A family in this rural Californian smalltown have settled down to eat their evening meal, and amongst the usual hubbub the daughter of the house is told to go and fetch something from the pantry outside. However, when she does she is horrified to find a dead body, and is lucky to be avoided by a masked figure running away from the scene. The police are swiftly called, and the sheriff (Aldo Ray) is dismayed to see the deceased is a young girl who lived locally; now there is a killer on the loose suspicions are raised about who exactly in this community it could be...
As a horror movie, for the most part Haunts veered closely to being an austere drama with its Ingmar Bergman-esque heroine, Ingrid (ex-Mrs Sammy Davis JrMay Britt in her final movie role), moping about her isolated farm and being one of the most terrorised characters around the area. Yet there was also a sense that the script, by director Herb Freed and Anne Marisse, had been informed by Alfred Hitchcock's Psycho in that we were being misdirected, though the extent of that games-playing with the audience's expectations was muddled even at the end, with a final shot that has left more than one viewer going "Huh?"
If anything, Haunts resembled more one of those Hammer imitations of the Hitchcock style which were released during the previous decade, only with a far less confident grasp of what it was trying to convey, unless what it was trying to convey was confusion, in which case it succeeded with flying colours. Ingrid lives out in her farmhouse with her uncle (Cameron Mitchell), but he keeps himself to himself, so much that nobody else seems to see him, but this gives the killer the opportunity to put pressure on the woman, by say, dumping the body of one of his other victims in her back yard, an act which may well unhinge her fragile mind.
We can tell she has a fragile mind because every time she has a quiet moment to herself she goes off into a reverie of memory, but not a particularly pleasant one as the bits and pieces we see appear to include child abuse and suicide: is this Ingrid's own past we are viewing? It's difficult to make out frankly, as after a while we catch on that she is an unreliable character who may be fantasising some of what the film shows us; if that's not problematic enough, we cannot be sure how much or how little of what is depicted is the actual truth. Certainly there's a murderer on the loose, but their identity is something of a mystery even after the credits have rolled.

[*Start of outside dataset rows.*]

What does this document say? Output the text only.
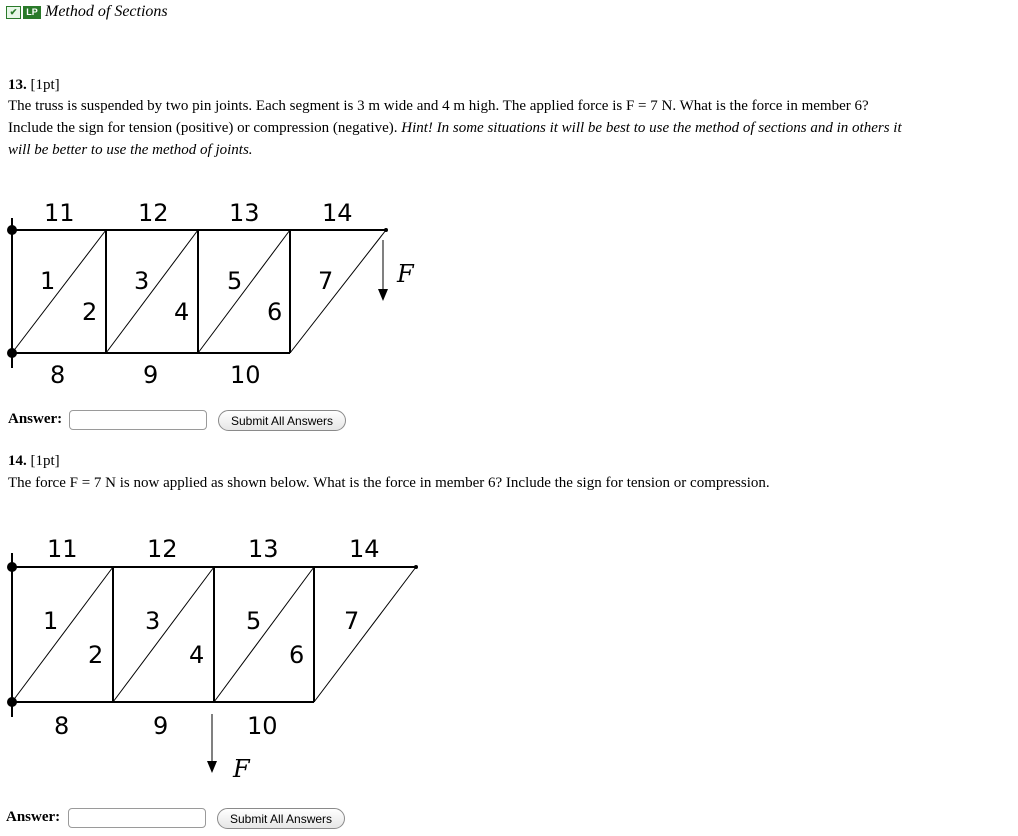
✔ LP Method of Sections
13. [1pt]
The truss is suspended by two pin joints. Each segment is 3 m wide and 4 m high. The applied force is F = 7 N. What is the force in member 6?
Include the sign for tension (positive) or compression (negative). Hint! In some situations it will be best to use the method of sections and in others it
will be better to use the method of joints.
11	12	13	14
1	3	5	7
2	4	6
8	9	10
F
Answer:	Submit All Answers
14. [1pt]
The force F = 7 N is now applied as shown below. What is the force in member 6? Include the sign for tension or compression.
11	12	13	14
1	3	5	7
2	4	6
8	9	10
F
Answer:	Submit All Answers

That in spite of the police unmasking one character who would appear to be the villain about two thirds of the way through. In the meantime Ingrid is apparently raped by a local ne'erdowell, Frankie (William Gray Espy), who assaults her not once but twice, and to further complicate matters he is the boyfriend of the sheriff's daughter, but again, is this all in Ingrid's haywire mind? If this sounds quite eventful, then be warned, the larger part of it is taken up with a Peyton Place type of drama, and a lot of talk comes with that. Haunts could easily irritate the casual viewer, true, but even the more dedicated party could be thrown off by its twists and turns, and for a lot of the time not much happens, then when something does, you're not entirely clear what it has been. The Psycho-imitating final ten minutes, where we get what is ostensibly an explanation, demystifies very little when you analyse it. Music by Pino Donaggio.